Ossip pointed out that Advent One’s value-add, business integrity, and committing to deliver to clients, are some of the most important focal points for the company.
“We’ve diversified since our relationship with IBM, but we still remain fiercely loyal - we didn’t switch horses mid-race, so if IBM lost a deal, we lost as well,” Ossip said. “We became respected for that. We can safely say that the reputation we forged in our early days, still sticks with us today. Partners do recognise our loyalty and admire it, and they know they’re in safe hands when they’re dealing with us.”
Ossip said the company partners with some of the best technologies, but what makes Advent One different is its business values, innovation stemming from its strategic partnerships with Red Hat, IBM and NetApp; and overlaying that with the smarts within the organisation.
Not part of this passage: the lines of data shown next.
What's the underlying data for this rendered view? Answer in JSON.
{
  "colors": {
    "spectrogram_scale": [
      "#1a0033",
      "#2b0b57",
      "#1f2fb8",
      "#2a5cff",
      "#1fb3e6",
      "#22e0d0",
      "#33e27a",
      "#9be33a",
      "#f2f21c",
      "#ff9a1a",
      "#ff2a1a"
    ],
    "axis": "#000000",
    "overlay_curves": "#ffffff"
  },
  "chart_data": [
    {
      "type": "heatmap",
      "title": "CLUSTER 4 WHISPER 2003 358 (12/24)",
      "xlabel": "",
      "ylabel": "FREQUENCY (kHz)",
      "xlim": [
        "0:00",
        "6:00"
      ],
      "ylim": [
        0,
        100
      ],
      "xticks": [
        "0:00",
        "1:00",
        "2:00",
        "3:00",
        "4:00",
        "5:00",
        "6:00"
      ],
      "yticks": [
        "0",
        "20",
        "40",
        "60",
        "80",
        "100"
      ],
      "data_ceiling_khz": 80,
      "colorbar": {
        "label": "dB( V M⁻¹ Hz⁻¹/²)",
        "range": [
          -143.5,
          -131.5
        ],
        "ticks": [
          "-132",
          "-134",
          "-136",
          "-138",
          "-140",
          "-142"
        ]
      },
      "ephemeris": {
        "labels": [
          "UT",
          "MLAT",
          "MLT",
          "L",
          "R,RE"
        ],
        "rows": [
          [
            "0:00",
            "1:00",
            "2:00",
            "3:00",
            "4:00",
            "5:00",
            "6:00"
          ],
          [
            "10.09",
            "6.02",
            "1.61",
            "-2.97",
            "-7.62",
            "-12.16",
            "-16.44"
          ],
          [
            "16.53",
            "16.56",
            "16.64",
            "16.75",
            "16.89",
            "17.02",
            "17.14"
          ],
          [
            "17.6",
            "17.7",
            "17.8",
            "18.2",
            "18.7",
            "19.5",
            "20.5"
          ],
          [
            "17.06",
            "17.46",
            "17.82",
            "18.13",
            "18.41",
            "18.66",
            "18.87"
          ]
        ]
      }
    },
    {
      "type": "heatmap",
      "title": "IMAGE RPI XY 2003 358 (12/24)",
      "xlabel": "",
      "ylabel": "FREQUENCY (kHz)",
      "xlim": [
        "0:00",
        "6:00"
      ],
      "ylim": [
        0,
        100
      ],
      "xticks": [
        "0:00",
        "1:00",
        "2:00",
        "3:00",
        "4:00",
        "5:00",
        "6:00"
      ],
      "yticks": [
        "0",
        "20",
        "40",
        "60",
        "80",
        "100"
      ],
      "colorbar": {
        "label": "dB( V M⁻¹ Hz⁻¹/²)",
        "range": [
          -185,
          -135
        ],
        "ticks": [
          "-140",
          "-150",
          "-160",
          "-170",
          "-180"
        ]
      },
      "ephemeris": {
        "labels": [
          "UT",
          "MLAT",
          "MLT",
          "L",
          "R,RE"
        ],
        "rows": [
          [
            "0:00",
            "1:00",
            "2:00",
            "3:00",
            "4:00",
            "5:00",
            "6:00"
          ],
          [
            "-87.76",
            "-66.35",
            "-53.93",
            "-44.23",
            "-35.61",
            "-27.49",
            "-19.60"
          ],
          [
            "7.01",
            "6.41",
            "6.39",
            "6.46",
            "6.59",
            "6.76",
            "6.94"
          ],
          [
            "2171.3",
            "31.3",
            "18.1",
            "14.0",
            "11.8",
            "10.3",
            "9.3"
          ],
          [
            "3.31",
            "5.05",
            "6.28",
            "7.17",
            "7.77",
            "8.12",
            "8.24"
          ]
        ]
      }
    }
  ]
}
“Innovation in itself isn’t a differentiator, but it’s what you produce that sets you apart, coupled with your values,” he said.
Ossip hinted its growth plans involve strategically expanding its presence in NSW and South Australia, and diversifying its technology stack as a preeminent hybrid cloud service provider, and dabbling into the big data space.
“What we’re finding today that our background is very relevant, more so than it was a couple of years ago. We’re not born in the cloud, we started 20 years ago - the cloud really wasn’t a thing,” he said. “Our relevance to our clients today is coming into its own now, by virtue of the state we’re in with hybrid cloud. What we found, and what our clients are telling us, is that not all workloads are suited to the cloud. It’s a journey.
“We’ve got a robust business and we’re able to withstand financial fluctuations, and the business climate we’re in today, is not without its difficulties, but we’ve not stood anyone down and I’m so proud of the people that I work with.
“The collaboration that you get when people are part of something, part owners of the company, is very powerful - you can’t buy it.”